Official repository for the paper: "Characterizing Learning in Deep Neural Networks using Tractable Algorithmic Complexity Analysis".
Results in Figure 4 in the paper can be reproduced by running this script:
python train.py
Computes whole-model complexity for a list of timm models, comparing pretrained vs. random weights. Model names are read from model_names_100.txt. Results are saved to results/complexities_100models.json.

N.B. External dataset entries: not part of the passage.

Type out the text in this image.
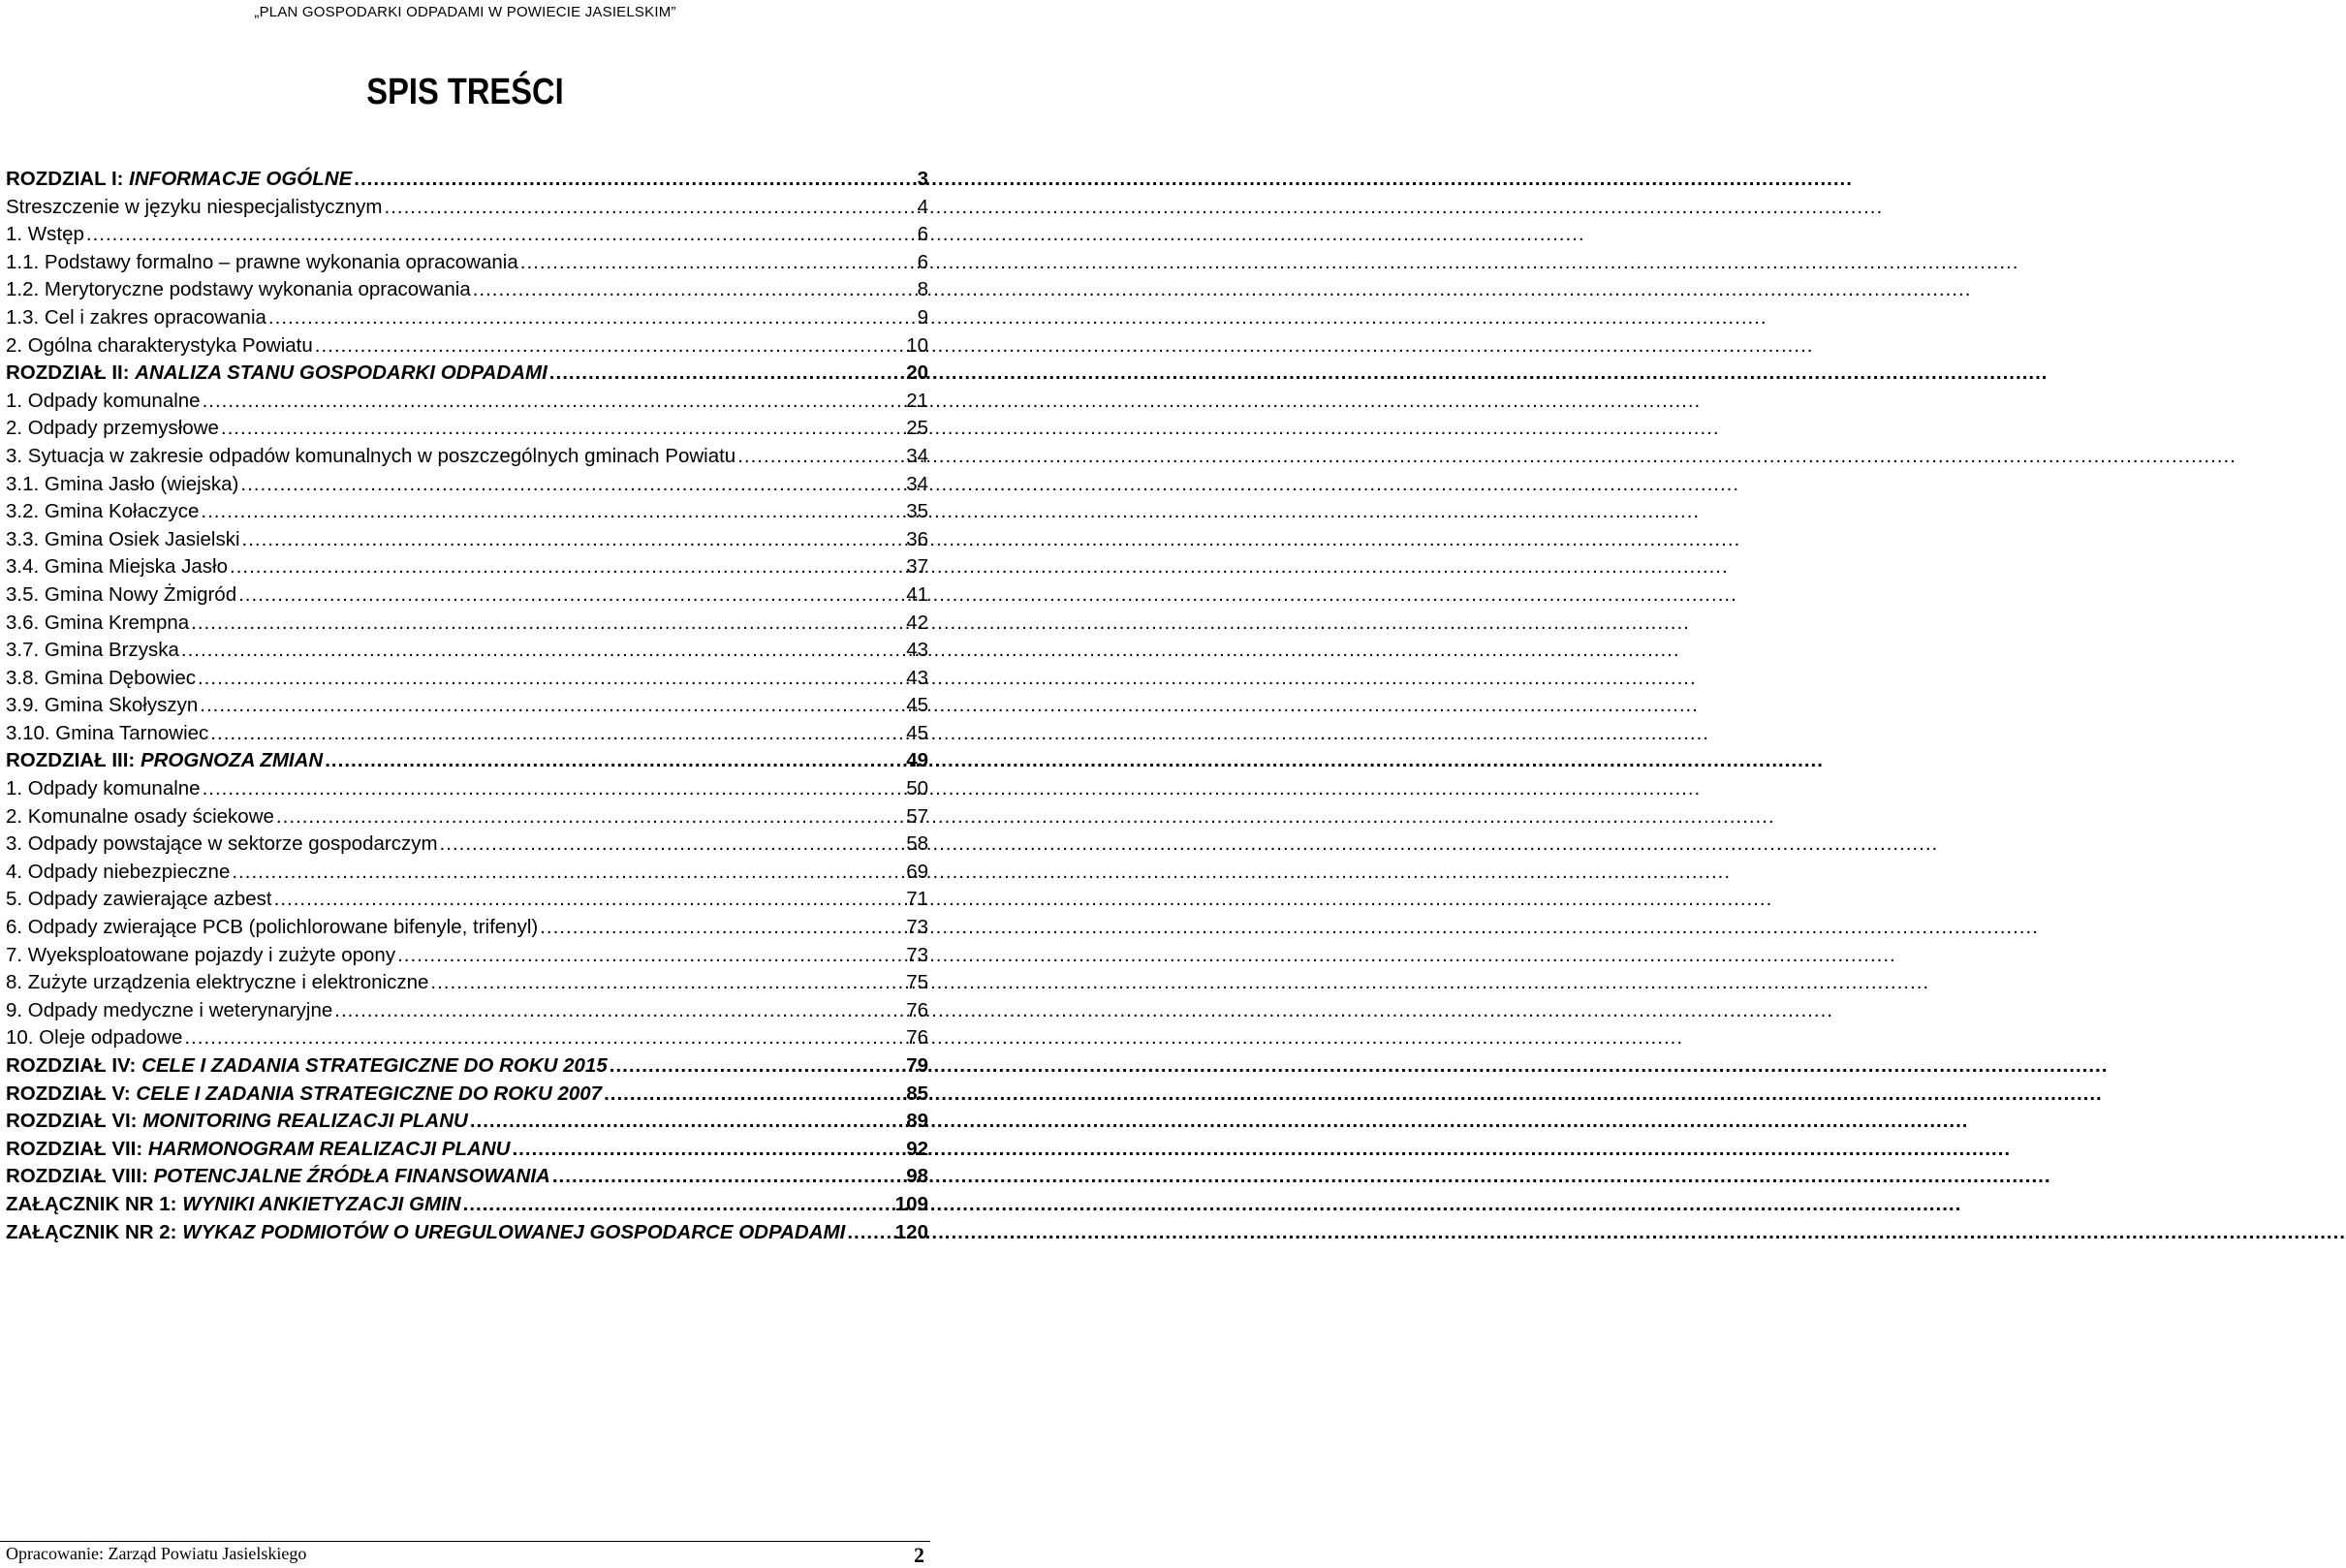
„PLAN GOSPODARKI ODPADAMI W POWIECIE JASIELSKIM”
SPIS TREŚCI
ROZDZIAL I: INFORMACJE OGÓLNE .....	3
Streszczenie w języku niespecjalistycznym .....	4
1. Wstęp .....	6
1.1. Podstawy formalno – prawne wykonania opracowania .....	6
1.2. Merytoryczne podstawy wykonania opracowania .....	8
1.3. Cel i zakres opracowania .....	9
2. Ogólna charakterystyka Powiatu .....	10
ROZDZIAŁ II: ANALIZA STANU GOSPODARKI ODPADAMI .....	20
1. Odpady komunalne .....	21
2. Odpady przemysłowe .....	25
3. Sytuacja w zakresie odpadów komunalnych w poszczególnych gminach Powiatu .....	34
3.1. Gmina Jasło (wiejska) .....	34
3.2. Gmina Kołaczyce .....	35
3.3. Gmina Osiek Jasielski .....	36
3.4. Gmina Miejska Jasło .....	37
3.5. Gmina Nowy Żmigród .....	41
3.6. Gmina Krempna .....	42
3.7. Gmina Brzyska .....	43
3.8. Gmina Dębowiec .....	43
3.9. Gmina Skołyszyn .....	45
3.10. Gmina Tarnowiec .....	45
ROZDZIAŁ III: PROGNOZA ZMIAN .....	49
1. Odpady komunalne .....	50
2. Komunalne osady ściekowe .....	57
3. Odpady powstające w sektorze gospodarczym .....	58
4. Odpady niebezpieczne .....	69
5. Odpady zawierające azbest .....	71
6. Odpady zwierające PCB (polichlorowane bifenyle, trifenyl) .....	73
7. Wyeksploatowane pojazdy i zużyte opony .....	73
8. Zużyte urządzenia elektryczne i elektroniczne .....	75
9. Odpady medyczne i weterynaryjne .....	76
10. Oleje odpadowe .....	76
ROZDZIAŁ IV: CELE I ZADANIA STRATEGICZNE DO ROKU 2015 .....	79
ROZDZIAŁ V: CELE I ZADANIA STRATEGICZNE DO ROKU 2007 .....	85
ROZDZIAŁ VI: MONITORING REALIZACJI PLANU .....	89
ROZDZIAŁ VII: HARMONOGRAM REALIZACJI PLANU .....	92
ROZDZIAŁ VIII: POTENCJALNE ŹRÓDŁA FINANSOWANIA .....	98
ZAŁĄCZNIK NR 1: WYNIKI ANKIETYZACJI GMIN .....	109
ZAŁĄCZNIK NR 2: WYKAZ PODMIOTÓW O UREGULOWANEJ GOSPODARCE ODPADAMI .....	120
Opracowanie: Zarząd Powiatu Jasielskiego	2
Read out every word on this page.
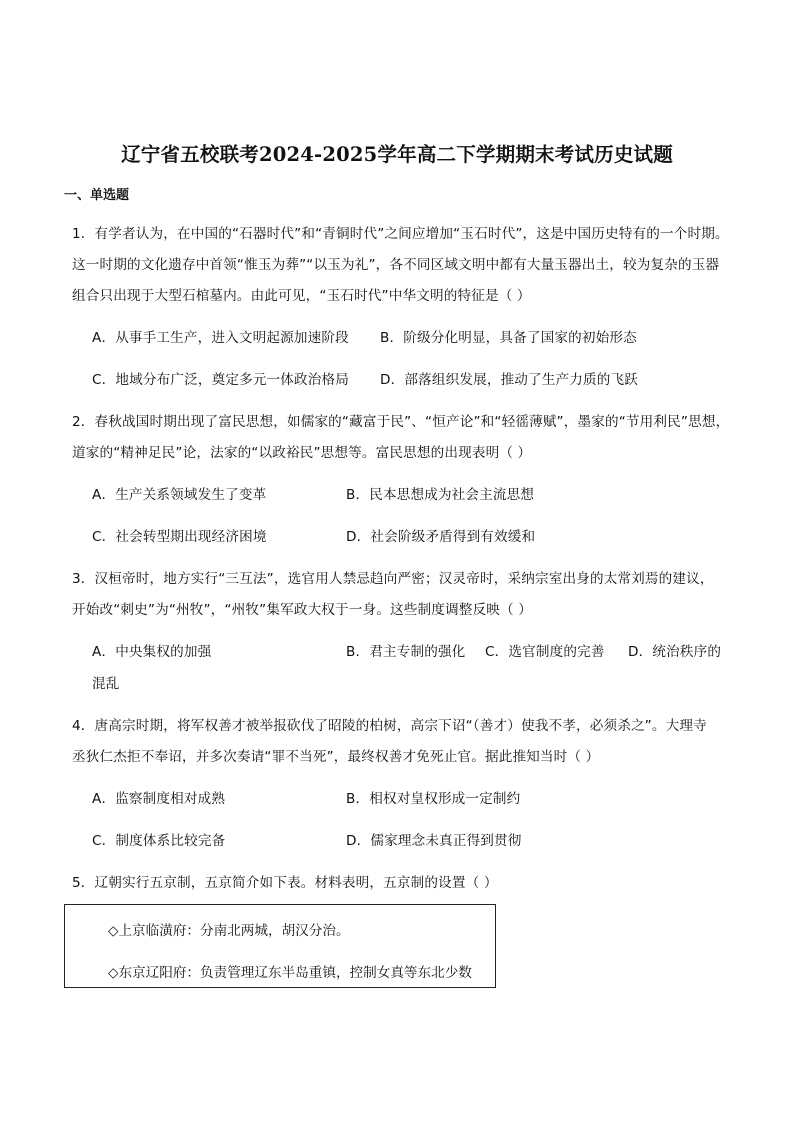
辽宁省五校联考2024-2025学年高二下学期期末考试历史试题
一、单选题
1．有学者认为，在中国的“石器时代”和“青铜时代”之间应增加“玉石时代”，这是中国历史特有的一个时期。
这一时期的文化遗存中首领“惟玉为葬”“以玉为礼”，各不同区域文明中都有大量玉器出土，较为复杂的玉器
组合只出现于大型石棺墓内。由此可见，“玉石时代”中华文明的特征是（ ）
A．从事手工生产，进入文明起源加速阶段 B．阶级分化明显，具备了国家的初始形态
C．地域分布广泛，奠定多元一体政治格局 D．部落组织发展，推动了生产力质的飞跃
2．春秋战国时期出现了富民思想，如儒家的“藏富于民”、“恒产论”和“轻徭薄赋”，墨家的“节用利民”思想，
道家的“精神足民”论，法家的“以政裕民”思想等。富民思想的出现表明（ ）
A．生产关系领域发生了变革	B．民本思想成为社会主流思想
C．社会转型期出现经济困境	D．社会阶级矛盾得到有效缓和
3．汉桓帝时，地方实行“三互法”，选官用人禁忌趋向严密；汉灵帝时，采纳宗室出身的太常刘焉的建议，
开始改“刺史”为“州牧”，“州牧”集军政大权于一身。这些制度调整反映（ ）
A．中央集权的加强	B．君主专制的强化 C．选官制度的完善 D．统治秩序的
混乱
4．唐高宗时期，将军权善才被举报砍伐了昭陵的柏树，高宗下诏“（善才）使我不孝，必须杀之”。大理寺
丞狄仁杰拒不奉诏，并多次奏请“罪不当死”，最终权善才免死止官。据此推知当时（ ）
A．监察制度相对成熟	B．相权对皇权形成一定制约
C．制度体系比较完备	D．儒家理念未真正得到贯彻
5．辽朝实行五京制，五京简介如下表。材料表明，五京制的设置（ ）
◇上京临潢府：分南北两城，胡汉分治。
◇东京辽阳府：负责管理辽东半岛重镇，控制女真等东北少数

python complexity_per_model.py
Computes bitplane complexity per layer for 5 pretrained models (ResNet18, ResNet50, ViT-B/16, EfficientNet-B0, MobileNetV3), comparing pretrained vs. random weights. Results are saved to results/complexity_per_layer_5models.json.
python complexity_per_layer.py
Evaluates post-training quantization (PTQ) accuracy for 5 pretrained models (ResNet18, ResNet50, ViT-B/16, EfficientNet-B0, MobileNetV3) on the ImageNet-1K validation set. Compares FP32, FP16, and per-channel uniform PTQ at bit depths 1–8. Results are saved to ptq.json.
python ptq.py
Utility module providing quantizer classes (UniformQuantizer, UniformQuantizer_per_channel) and helper functions (attach_weight_quantizers, detach_weight_quantizers, toggle_quantization) used by ptq.py. Not intended to be run directly.